According to the Uniform Determination of Death Act’s (UDDA) definition of death, physicians can remove a patient from life support if treatment is not medically benefiting the patient. In removing life support, they are not committing murder On the other hand, physicians who believe a coma dépassé patient is dead, but is breathing on his/her own, risks civil prosecution for wrongful death.

This is where Dr. Butcher says theory and practice can become flawed because doctors judge if the treatment is medically futile. Health care professionals may say things like, “the patient’s quality of life will be awful,” or “you would not want to live that way.”

If there are no medical directives, physicians judge quality of life based on their own personal religious and life values, not the patient’s or family’s views. Just as one cannot know the line between life and death, one cannot totally divest themselves of personal values and beliefs about life or death for they are a part of the cognitive processes of the scientific-thinking man.

It has been said that medicine is more of an art than science. Doctors must consider the proportional rights, values, and religious beliefs of the patient, and the patient’s family. They must consider the patient’s right to die according to their moral religious beliefs, and values—whatever they maybe.

The Zero-Sum Game

Doctors look at what Dr. Butcher calls the zero-sum game of scarce resources where the argument turns from futility to one of resource allocation and monetary costs. It is the idea that there are only so many ventilators to go around and they should be used to help healthier patients. Or, the idea that there are fewer beating heart organ donors available, so when they come along we should take notice to use them, if the situation looks grim.
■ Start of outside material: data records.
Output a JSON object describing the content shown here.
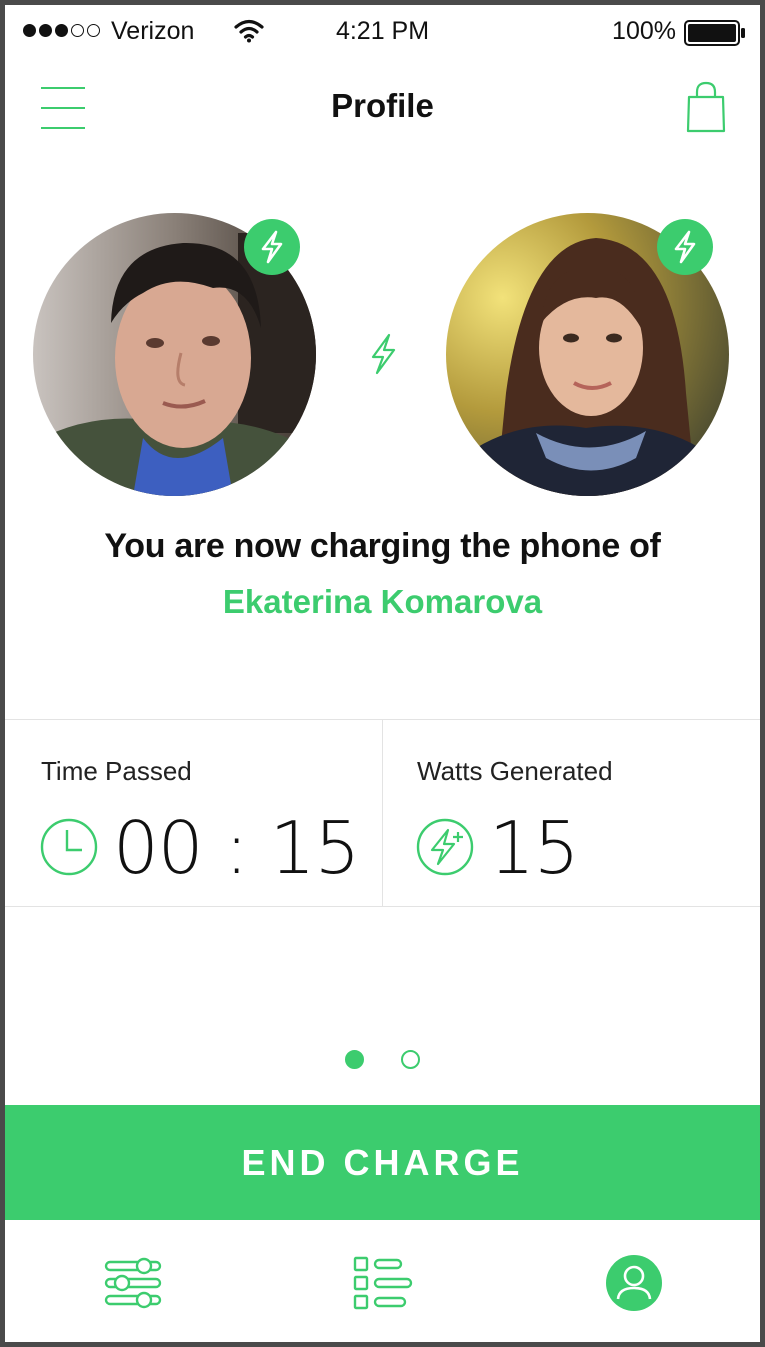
{
  "status_bar": {
    "carrier": "Verizon",
    "time": "4:21 PM",
    "battery": "100%",
    "signal_filled": 3,
    "signal_total": 5
  },
  "nav": {
    "title": "Profile",
    "menu_icon": "hamburger-icon",
    "cart_icon": "shopping-bag-icon"
  },
  "profiles": {
    "me_icon": "lightning-badge-icon",
    "other_icon": "lightning-badge-icon",
    "link_icon": "lightning-icon"
  },
  "message": {
    "line1": "You are now charging the phone of",
    "name": "Ekaterina Komarova"
  },
  "stats": {
    "time_label": "Time Passed",
    "time_value": "00 : 15",
    "watts_label": "Watts Generated",
    "watts_value": "15"
  },
  "pager": {
    "pages": 2,
    "active": 1
  },
  "actions": {
    "end_charge": "END CHARGE"
  },
  "tab_bar": {
    "items": [
      "settings-sliders-icon",
      "list-icon",
      "profile-icon"
    ],
    "active": 2
  },
  "colors": {
    "accent": "#3ccc6e",
    "text": "#111111"
  }
}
Butcher’s argument goes like this: If this brain death patient gets this ventilator, it could be months or years before it is available for someone else to use and it could be more helpful to that other patient.
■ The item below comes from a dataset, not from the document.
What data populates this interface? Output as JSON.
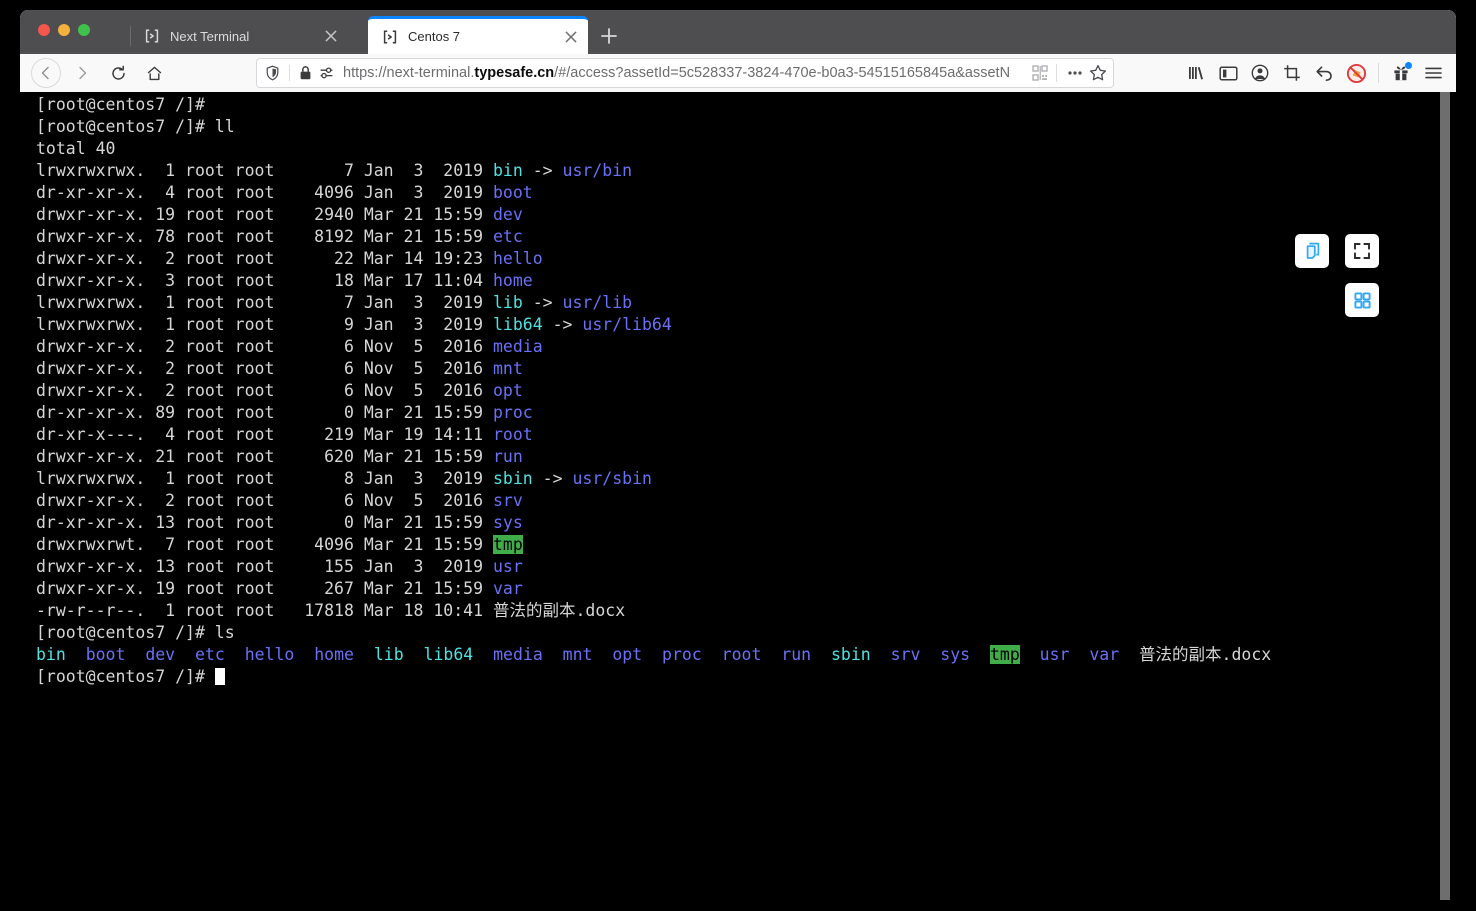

Dr. Butcher makes the point that the decision and authority to make a decision about the worth of the quality of life for ventilator treatment belongs solely with the patient (or, the patient’s family).  This decision, according to Butcher, is the core of one’s individual right to self-determination.  Why? Because the medical team has never walked in the patient’s shoes.  Seeing something from the outside is much different from viewing it from the inside soul of a man.

Medical futility is not the same as personal futility, according to Dr. Butcher.  This is why the 2009 President’s Council on Bioethics (PBCE) said, “only whole brain death and the dead donor rule stand the test of death.”

One could argue that for an injured brain dead patient the ventilator will do what it was designed to do. It will serve to keep the patient alive if the brain stem has any function.  Treatment then becomes, as Dr. Butcher argues, supportive comfort care (or interruptive, since the death process begins slowly at birth and quickens as we age and results in the final death event) rather than curative care. In this case doctors are able to make the agency and sentence judgments with regard to medical treatment and its futility. Dr. Butcher argues that this is an instance of a concept that has been misapplied.

More precisely, Dr. Butcher states being on a ventilator ethically, is not a “medically futile action,” when ventilation is “treatment that provides only minor benefit… (or)… the benefit is unlikely… (or)… if the cost is disproportionate to the benefits that might accrue to the patient. In these cases the treatment ethically is not medically futile though it may well be the case that it is inappropriate and inadvisable or ought not to be offered…” It will serve to keep a patient alive.

Here, the argument for the deep coma brain injured patient becomes one that we must consider if any part of the brain stem physiologically remains alive and working (such as maintaining normal body temperature, kidney function, pituitary function etc.).  If the body has neurogenic heart rate control, maintains a normal blood pressure and is controlling other functions, then the brain stem has function and physiologically remains alive.